You run RIS to install Win2K Pro, and the unattended application installations follow. You've put the pieces together, and your system is ready to use.

Tips
Automating multiple installations through the \[GuiRunOnce\] section might produce strange installation behaviors. Specifically, all applications might install simultaneously. Simultaneous installations might step on one another by, for example, trying to change the same files at the same time. If you want each application installation to wait for the previous installation to finish, try prepending the Start /wait command to each installation command in \[GuiRunOnce\]. In many circumstances, this command causes each installation to wait to begin until the previous installation has completed and results in cleaner installations.

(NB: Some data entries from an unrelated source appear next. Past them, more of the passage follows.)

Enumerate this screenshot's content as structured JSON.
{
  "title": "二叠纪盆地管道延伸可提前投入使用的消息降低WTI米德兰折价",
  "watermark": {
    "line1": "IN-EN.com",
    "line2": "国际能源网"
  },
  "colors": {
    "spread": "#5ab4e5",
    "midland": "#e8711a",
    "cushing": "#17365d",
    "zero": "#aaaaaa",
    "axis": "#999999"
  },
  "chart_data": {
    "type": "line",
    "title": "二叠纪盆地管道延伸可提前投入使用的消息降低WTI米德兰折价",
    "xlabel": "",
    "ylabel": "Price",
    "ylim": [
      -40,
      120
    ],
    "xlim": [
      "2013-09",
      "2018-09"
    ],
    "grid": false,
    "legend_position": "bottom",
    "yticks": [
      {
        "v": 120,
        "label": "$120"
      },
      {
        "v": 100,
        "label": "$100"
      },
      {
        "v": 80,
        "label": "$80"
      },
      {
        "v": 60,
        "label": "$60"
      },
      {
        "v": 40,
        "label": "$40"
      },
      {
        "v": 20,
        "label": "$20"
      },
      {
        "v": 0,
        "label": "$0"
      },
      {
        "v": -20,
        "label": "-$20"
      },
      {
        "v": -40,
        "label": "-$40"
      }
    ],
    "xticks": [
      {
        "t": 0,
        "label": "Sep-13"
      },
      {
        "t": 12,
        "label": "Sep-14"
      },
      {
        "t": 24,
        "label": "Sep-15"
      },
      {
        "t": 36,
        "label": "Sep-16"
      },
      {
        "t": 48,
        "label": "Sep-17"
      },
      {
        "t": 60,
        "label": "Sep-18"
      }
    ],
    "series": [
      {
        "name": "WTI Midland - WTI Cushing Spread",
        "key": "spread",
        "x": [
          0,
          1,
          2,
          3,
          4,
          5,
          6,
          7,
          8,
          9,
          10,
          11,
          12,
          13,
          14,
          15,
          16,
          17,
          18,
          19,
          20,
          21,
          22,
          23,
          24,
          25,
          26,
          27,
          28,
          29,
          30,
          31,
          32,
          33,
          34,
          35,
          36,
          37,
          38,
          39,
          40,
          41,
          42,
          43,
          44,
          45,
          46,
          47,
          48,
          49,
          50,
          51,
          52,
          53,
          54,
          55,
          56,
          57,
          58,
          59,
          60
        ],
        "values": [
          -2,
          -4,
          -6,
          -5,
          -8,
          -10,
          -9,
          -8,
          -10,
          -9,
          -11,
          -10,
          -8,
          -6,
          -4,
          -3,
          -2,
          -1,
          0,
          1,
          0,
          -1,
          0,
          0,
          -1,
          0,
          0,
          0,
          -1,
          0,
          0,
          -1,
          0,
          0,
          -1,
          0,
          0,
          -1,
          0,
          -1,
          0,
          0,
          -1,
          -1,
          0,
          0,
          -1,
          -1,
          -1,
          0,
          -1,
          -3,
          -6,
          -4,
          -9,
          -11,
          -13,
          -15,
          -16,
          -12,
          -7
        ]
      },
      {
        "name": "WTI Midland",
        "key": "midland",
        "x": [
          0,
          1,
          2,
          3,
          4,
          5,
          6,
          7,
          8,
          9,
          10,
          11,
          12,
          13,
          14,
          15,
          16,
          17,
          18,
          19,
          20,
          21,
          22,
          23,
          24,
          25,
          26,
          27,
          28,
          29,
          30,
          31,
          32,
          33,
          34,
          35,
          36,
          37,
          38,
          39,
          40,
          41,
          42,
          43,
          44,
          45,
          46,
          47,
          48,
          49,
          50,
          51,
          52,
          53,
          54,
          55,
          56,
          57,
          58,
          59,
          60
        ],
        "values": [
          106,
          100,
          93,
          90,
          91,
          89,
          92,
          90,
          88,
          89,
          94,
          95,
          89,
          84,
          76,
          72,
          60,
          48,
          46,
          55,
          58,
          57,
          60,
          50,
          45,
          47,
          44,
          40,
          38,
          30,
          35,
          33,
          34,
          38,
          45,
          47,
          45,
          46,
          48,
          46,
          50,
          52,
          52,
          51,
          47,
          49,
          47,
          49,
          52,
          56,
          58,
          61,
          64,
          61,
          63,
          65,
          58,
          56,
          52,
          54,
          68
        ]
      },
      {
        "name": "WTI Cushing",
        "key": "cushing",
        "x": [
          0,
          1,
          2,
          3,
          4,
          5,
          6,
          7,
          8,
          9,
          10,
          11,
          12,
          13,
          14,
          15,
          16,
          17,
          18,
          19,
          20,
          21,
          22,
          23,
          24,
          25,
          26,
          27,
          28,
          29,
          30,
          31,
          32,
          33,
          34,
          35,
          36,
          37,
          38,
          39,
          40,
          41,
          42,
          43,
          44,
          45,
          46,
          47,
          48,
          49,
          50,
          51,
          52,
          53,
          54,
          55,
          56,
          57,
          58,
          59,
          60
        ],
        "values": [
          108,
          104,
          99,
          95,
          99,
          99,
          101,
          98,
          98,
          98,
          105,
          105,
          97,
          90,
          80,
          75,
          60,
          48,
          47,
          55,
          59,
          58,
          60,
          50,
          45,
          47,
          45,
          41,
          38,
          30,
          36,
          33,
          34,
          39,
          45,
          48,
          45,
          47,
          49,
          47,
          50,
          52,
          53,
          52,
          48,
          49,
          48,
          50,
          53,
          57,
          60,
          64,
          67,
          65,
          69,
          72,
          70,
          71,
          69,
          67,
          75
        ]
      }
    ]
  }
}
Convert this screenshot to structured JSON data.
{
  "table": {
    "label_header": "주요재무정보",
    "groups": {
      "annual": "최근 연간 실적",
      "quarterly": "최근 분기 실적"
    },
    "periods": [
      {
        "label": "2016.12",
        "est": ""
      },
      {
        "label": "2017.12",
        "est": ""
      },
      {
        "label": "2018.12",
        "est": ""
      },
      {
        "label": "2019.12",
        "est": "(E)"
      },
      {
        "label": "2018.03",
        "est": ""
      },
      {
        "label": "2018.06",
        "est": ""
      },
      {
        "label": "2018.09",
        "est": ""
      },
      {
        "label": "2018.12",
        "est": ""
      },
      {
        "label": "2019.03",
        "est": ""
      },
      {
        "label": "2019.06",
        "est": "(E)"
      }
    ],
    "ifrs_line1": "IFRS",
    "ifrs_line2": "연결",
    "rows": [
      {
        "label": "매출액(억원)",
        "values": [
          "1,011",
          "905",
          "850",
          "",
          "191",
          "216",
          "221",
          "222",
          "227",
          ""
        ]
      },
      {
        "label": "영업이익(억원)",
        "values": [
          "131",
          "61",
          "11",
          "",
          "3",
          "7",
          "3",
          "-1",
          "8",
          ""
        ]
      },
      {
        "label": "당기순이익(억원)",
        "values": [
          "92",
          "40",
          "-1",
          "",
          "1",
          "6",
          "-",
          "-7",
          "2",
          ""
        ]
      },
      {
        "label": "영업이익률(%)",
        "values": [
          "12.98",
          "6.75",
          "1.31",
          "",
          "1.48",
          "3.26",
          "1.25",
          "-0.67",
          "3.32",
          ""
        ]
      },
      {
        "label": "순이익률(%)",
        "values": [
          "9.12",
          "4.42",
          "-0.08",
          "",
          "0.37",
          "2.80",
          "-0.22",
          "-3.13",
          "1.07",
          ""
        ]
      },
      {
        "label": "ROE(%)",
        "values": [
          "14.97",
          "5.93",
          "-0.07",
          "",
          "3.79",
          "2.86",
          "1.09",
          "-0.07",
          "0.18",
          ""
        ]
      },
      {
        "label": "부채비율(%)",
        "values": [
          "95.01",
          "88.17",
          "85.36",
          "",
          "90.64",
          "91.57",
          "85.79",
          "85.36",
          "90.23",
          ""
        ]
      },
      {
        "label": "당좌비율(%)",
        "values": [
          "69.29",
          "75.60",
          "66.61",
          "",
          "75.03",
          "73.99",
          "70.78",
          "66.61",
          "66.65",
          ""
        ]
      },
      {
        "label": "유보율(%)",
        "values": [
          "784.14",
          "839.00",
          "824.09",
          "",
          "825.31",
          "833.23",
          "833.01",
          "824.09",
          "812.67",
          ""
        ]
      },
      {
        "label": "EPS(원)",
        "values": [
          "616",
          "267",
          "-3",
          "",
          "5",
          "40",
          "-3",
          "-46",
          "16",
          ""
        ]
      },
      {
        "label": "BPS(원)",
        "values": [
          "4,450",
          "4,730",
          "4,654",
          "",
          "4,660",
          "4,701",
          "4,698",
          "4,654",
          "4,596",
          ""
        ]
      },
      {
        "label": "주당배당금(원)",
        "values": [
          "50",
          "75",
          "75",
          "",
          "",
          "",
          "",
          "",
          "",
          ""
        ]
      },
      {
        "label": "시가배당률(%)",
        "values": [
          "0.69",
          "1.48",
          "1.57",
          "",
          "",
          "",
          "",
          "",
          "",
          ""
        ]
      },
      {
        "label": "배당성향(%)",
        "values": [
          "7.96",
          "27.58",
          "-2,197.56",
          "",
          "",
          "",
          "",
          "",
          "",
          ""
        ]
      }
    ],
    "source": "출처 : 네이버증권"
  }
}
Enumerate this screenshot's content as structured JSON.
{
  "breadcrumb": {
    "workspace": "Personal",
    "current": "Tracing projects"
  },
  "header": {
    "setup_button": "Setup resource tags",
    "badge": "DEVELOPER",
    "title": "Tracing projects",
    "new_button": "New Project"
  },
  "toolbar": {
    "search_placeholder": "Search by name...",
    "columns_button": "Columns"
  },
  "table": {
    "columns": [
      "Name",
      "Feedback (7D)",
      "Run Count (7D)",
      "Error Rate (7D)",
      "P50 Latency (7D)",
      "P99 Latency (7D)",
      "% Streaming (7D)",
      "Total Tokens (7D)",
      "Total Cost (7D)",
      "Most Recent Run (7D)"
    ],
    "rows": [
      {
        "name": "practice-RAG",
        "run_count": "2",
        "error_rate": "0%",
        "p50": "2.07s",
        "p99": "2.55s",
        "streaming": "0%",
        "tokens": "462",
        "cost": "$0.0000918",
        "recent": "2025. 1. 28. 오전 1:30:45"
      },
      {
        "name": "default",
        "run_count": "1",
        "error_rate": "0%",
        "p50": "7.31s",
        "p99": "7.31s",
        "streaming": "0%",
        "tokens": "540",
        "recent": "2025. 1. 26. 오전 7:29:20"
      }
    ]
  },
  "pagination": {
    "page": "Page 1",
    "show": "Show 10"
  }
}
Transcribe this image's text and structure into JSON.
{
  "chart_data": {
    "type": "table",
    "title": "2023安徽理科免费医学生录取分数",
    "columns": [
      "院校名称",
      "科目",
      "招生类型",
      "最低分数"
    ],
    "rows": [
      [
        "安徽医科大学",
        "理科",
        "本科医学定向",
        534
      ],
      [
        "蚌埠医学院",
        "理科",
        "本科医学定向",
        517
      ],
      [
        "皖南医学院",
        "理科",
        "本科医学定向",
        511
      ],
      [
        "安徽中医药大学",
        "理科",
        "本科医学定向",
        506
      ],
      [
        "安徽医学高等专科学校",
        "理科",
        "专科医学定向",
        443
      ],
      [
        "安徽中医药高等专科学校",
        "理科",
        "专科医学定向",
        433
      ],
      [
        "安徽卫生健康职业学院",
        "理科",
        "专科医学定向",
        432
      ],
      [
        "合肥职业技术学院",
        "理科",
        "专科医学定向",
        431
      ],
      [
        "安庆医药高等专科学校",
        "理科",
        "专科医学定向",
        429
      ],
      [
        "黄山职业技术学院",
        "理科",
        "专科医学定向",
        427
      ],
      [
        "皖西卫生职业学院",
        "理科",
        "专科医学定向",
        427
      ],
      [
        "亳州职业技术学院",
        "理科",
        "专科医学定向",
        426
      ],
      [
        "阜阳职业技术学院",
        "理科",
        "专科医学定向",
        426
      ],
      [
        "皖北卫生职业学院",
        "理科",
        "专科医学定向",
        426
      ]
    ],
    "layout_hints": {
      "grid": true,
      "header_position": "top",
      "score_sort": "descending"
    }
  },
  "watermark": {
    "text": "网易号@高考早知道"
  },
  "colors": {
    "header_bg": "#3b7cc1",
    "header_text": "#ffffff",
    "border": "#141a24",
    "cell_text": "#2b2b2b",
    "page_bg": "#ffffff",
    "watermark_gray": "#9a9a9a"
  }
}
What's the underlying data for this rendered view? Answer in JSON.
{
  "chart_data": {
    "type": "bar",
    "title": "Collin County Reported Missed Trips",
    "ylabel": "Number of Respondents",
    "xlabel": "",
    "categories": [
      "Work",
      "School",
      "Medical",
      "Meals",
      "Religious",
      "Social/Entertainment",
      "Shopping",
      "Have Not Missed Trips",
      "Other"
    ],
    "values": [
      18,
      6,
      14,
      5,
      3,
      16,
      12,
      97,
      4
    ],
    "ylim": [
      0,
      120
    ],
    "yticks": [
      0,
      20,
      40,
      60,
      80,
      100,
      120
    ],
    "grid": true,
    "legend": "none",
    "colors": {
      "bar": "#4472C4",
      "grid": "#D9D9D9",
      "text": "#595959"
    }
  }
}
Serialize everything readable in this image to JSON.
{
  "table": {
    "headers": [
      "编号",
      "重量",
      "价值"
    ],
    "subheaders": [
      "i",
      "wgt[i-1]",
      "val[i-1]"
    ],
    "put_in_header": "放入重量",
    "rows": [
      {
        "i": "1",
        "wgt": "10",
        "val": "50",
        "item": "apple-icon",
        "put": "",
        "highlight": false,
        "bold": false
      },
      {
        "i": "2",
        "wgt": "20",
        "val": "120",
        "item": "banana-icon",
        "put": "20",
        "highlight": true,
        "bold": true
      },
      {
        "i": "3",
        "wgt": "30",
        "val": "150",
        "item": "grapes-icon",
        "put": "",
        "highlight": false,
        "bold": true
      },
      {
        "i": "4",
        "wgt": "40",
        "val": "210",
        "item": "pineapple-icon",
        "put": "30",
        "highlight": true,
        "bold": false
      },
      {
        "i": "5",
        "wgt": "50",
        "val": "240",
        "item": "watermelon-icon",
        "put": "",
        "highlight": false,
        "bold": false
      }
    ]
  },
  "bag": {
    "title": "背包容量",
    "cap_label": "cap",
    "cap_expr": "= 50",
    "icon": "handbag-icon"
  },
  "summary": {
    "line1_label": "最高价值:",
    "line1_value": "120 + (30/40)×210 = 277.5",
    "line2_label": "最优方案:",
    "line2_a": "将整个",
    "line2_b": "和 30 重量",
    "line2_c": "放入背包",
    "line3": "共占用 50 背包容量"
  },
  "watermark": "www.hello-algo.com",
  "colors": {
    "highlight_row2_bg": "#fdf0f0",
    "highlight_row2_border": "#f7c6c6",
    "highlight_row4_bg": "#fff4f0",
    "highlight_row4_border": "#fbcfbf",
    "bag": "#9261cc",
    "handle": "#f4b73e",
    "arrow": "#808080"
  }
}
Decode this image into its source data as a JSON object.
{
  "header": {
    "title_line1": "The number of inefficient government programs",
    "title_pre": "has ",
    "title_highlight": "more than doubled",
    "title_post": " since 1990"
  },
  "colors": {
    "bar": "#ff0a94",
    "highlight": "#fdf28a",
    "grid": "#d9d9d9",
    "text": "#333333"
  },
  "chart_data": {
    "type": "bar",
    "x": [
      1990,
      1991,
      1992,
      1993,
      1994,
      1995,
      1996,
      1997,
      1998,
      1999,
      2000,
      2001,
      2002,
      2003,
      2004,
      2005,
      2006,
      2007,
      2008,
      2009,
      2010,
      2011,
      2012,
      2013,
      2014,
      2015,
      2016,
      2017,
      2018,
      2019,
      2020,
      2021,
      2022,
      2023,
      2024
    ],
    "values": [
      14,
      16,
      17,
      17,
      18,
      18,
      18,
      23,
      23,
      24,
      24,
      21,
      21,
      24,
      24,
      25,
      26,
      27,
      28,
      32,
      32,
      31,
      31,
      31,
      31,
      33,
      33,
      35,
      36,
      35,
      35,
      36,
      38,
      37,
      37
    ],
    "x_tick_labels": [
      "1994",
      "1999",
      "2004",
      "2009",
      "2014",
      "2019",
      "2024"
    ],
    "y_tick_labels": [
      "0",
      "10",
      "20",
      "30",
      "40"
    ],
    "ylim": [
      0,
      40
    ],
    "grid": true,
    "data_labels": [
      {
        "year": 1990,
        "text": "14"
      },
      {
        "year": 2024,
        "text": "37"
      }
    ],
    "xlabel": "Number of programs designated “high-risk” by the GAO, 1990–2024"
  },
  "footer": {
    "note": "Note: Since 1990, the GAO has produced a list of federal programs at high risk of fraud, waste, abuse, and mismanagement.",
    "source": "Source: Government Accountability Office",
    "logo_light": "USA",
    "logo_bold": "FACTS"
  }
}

But what if you want even more control over your unattended installations? What if you want to install only certain applications on certain systems? What if, for example, you want to install Terminal Services Client on only select computers? You can use your knowledge about customizing RIS and edit OSChooser screens to ask installing users whether they want to install Terminal Services Client. You can then put users' responses in an environment variable and build a batch file (install.bat in the example below) that installs Terminal Services Client or skips the installation according to the variable. For example, the following command, when in the \[GuiRunOnce\] section, calls a batch file and passes the user's response to the batch file:

"n:\tsc\install.bat %TSC%"

The Project Continues
Imagine sitting down at your desk and, within minutes, launching an installation that runs a completely customized installation of Win2K Pro, your virus-checking program, Office 2000, and all your other applications. With enough development time, you can build a completely automated setup and installation system that will deploy Win2K Pro with the options you want and deploy the third-party applications you need.

Imagine, too, expanding RIS functions even further. My next article about customizing RIS will teach you how to use RIS to execute any program you want, not just setups. Do you want to run a diagnostic program straight from your RIS menu? You can, with a superior RIS deployment.